The last time I ran more than six miles? Well that would be the day of my marathon. I’ve got two big races coming up in the next three months and I feel like I’m behind. In less than six weeks I’ll be running a half marathon and I don’t know if I’m prepared to do my best. I’m sure that I can finish without difficulty, but I may not come close to my PR.
Why haven’t I been running? I have a few million excuses for that. I’ve had a major change in my life in the past few months, going from a gainfully employed engineer and transforming into an unemployed bum (soon to be graduate student). The area around my parent’s house is not conducive for running more than three miles. I hate treadmills.
But the real reason I’ve been slacking is my own laziness. I love running, I truly do, but for some reason I’ve been horribly lazy as of late. Because I have little to do with my day I put off running until the afternoon and then I find that it is too humid outside to really enjoy a longer run. And I’m running alone these days. I used to enjoy a long run every Saturday with my group of slower ladies, but when forced to complete a long run on my own I flake out quickly.
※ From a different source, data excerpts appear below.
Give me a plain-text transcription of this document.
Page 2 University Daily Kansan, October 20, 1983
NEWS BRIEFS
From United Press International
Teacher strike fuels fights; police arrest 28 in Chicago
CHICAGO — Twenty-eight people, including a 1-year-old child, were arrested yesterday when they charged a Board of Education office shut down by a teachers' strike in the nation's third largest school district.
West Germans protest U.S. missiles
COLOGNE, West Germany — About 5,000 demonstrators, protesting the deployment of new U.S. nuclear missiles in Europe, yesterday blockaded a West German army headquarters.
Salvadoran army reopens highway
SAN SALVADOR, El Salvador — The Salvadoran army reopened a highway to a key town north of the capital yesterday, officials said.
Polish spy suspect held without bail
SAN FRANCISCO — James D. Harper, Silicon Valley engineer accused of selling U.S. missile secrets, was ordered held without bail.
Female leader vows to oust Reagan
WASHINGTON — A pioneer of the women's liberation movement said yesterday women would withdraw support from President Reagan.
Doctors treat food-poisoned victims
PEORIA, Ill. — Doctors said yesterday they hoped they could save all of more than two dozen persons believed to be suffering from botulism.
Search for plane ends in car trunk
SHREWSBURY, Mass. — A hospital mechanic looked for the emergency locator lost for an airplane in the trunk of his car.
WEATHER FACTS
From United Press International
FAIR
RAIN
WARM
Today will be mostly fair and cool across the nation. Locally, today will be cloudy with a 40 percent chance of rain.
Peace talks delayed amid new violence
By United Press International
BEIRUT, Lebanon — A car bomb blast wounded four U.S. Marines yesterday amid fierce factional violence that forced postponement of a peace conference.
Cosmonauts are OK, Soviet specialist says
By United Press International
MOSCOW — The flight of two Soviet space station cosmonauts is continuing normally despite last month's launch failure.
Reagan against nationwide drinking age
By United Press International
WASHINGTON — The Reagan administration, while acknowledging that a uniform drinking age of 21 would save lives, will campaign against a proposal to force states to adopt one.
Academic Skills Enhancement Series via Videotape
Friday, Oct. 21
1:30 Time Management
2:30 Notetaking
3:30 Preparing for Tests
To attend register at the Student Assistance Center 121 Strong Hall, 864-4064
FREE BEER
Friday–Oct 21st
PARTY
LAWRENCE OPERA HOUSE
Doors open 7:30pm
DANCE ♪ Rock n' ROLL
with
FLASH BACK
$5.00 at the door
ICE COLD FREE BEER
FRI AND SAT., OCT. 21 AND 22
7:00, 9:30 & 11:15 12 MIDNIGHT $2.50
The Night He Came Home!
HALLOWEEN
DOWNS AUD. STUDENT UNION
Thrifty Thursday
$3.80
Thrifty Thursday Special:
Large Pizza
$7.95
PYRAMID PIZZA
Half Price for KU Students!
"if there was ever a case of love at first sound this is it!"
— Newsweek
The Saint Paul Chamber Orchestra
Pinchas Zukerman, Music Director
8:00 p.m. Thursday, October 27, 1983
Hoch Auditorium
I have less than a week and a half until I journey out west and I
want need to make the best of it. I hope to start a proper daily routine in California, one where I wake up before 8am and get a run in before exploring my new home. Until then I need to throw my excuses aside and focus on my goals. Do I want to improve at my next marathon? Of course, but there is no way I will unless I start training properly. Hopefully I’ll create an effective training plan that I can follow over the next few months.
So here is to a new day, a more motivated way, and pushing myself further. Time to go make friends with that treadmill.
Have you ever found yourself off the wagon? How did you hop back on?